When you are working with the design system component library, it's not uncommon to have a property that is limited to a number of well-defined string literals or design tokens, as well as open to any string value to allow the user to provide their own custom value. For example, in pixels. However, the simple annotation that you might use for such a property within TypeScript will completely mess up auto complete, and that is what people demo and fix with the more advanced annotation. So let's go. Here's the type that represents the kind of problem that we are trying to solve. We have a type called padding that takes well-defined design tokens, small, normal,

and large, as well as allows the user to provide any arbitrary padding value. Now, before this padding ever gets s rendered to the screen, we would pass it through this utility function called get padding, mapping the design tokens to their values and leaving untouched any other value that might be passed in. Now let's look at the developer experience. When someone tries to use a value of type padding, they can provide any of these design tokens as well as any other arbitrary string. Now, what you might not realize is that TypeScript has already figured out the fact that all of these string littles are a subset of the string type, and therefore it has collapsed padding into a

single string type. This means that whenever we try to assign a value to something of padding type, we do not get any autocomplete for these string littles. If, however, we were to remove the string type from this union and then try to assign a value to something of type padding, we get a nice autocomplete for the three littles that are present over here. However, removing string from the union means that strings are no longer valid petting values, and we get an error when we try to assign eight pixels. Now, the thing that we want to achieve is to still allow arbitrary strings,

but provide nice auto complete for the well-defined design tokens.

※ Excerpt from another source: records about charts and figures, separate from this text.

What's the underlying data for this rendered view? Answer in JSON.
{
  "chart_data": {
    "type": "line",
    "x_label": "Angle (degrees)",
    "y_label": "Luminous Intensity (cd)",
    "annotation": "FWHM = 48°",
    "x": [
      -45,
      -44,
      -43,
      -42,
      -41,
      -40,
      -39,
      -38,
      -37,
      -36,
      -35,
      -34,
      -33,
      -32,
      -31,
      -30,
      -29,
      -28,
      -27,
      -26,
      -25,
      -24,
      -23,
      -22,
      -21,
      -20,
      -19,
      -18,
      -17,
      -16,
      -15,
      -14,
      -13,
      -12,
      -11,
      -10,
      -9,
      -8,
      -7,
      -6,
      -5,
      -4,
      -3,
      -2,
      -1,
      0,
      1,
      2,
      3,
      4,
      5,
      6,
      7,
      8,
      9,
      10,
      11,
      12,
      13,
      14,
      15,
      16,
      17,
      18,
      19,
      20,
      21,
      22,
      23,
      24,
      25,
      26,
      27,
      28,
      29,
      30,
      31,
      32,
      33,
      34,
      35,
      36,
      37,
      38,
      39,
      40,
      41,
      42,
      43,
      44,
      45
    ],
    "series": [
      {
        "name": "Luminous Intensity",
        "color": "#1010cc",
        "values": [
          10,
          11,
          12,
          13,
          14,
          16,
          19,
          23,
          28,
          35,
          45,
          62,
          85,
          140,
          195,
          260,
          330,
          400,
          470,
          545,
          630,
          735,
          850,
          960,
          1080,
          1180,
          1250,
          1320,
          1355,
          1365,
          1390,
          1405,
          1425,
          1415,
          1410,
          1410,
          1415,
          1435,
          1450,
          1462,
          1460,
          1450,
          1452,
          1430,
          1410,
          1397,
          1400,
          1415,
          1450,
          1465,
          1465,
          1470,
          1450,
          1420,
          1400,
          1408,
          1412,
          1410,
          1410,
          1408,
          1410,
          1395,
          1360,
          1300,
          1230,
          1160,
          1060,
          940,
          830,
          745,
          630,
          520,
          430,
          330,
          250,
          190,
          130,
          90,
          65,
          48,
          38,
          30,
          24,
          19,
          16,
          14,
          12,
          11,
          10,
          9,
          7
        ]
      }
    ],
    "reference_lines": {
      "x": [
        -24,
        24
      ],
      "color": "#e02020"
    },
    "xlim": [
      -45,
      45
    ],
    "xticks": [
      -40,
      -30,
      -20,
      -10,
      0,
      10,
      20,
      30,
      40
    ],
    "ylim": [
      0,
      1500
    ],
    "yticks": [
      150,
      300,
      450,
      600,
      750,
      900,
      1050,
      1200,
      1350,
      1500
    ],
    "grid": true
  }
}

Now, the workaround that we are going to use is not based on a language specification, but rather on the internals of the types of compiler and how it skips this aggressive reduction of a primitive type With this literal union, for example, the union of string, a primitive type with a union of literal strings. Instead of doing a union with a simple string, we do a union with a string combined with something else like an empty object with a simple intersection. With this change in place, the literals as well

as the string are preserved in the final type of padding, and whenever we try to assign a value of type padding, we get nice auto complete for these literal members. Additionally, padding takes all strings. For example, it takes this eight pixel of value, and it can also be assigned to a string. For example, when we return the final padding value from the get padding function, TypeScript is happy to treat it as a primitive string.